With a trust, you make all the same decisions and have just as much control. You decide what assets to own in your trust - your home, bank accounts, business interests, and investments. And you can always change what is owned by your trust. You decide who gets to benefit from your trust - you as long as you are alive, and then your children or friends or church or whoever you want. Just as importantly, you decide who does NOT benefit from your trust - your children's creditors or divorcing spouses, long-term care facilities, your spouse's new husband or wife or stepkids, if your spouse remarries after your death. And you decide who manages your trust (these people are called trustees) - which could be you for as long as you are well, and your children or a trusted friend if you become disabled or after your death.

A trust simplifies everything

Well, maybe not "everything." But a whole lot. Owning assets in trust does nothing to limit your control, and it places no additional tax burden on you or your beneficiaries. What it DOES do is avoid several potential messes down the road - costly and time-consuming probates, potential tax issues, potential long-term care costs, family members' bad luck or poor choices, family members' creditors and financial predators, and on and on and on.

Are there other ways to bypass some of these issues? Yes, but they all involve significant risks that a trust can avoid.

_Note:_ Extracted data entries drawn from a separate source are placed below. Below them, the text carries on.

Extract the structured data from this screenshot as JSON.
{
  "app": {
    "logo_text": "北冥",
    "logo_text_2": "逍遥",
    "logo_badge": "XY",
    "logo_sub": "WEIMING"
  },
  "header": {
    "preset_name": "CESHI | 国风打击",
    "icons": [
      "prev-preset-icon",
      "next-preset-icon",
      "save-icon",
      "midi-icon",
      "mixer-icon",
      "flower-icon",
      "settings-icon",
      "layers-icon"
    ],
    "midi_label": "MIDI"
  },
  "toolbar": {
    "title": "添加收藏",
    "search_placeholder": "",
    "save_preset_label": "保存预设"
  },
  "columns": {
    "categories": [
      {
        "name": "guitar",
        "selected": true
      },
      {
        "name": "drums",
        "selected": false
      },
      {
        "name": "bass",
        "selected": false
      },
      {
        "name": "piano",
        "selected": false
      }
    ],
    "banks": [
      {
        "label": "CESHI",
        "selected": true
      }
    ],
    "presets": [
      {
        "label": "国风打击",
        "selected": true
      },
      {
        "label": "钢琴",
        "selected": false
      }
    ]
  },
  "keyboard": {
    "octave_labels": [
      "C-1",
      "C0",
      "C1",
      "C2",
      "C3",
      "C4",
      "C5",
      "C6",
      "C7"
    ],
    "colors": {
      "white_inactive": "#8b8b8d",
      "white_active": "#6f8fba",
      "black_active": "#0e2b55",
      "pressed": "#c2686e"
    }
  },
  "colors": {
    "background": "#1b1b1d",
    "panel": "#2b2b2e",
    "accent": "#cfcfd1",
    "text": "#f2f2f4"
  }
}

A will is not like a garden, but it's better than nothing

A will is a very different from a trust. A will is simply a statement of your wishes. It only applies to assets that you own in your own name individually (not jointly with a spouse or anyone else) and assets that have no designated beneficiaries. So your will has no control over a home you own with your spouse or a checking account you own with your child or a life insurance policy with a named beneficiary.

In addition to controlling a limited set of assets, a will still requires probate in order to effective. On its own, a will does nothing. Except for in very limited circumstances, it must be administered by a court in the probate process.

What's more, there is no guarantee that the wishes you state in your will are going to be honored. Wills are easily challenged, and the public and time-consuming nature of probate make your estate an easy target for contests and make your beneficiaries easy targets for financial predators.

While wills are not the ideal way to transfer your assets, they are certainly better than leaving everything up to the state. I have yet to meet anyone who is satisfied with the government's default rules controlling your assets during your disability or after your death, or government's default determination of your beneficiaries.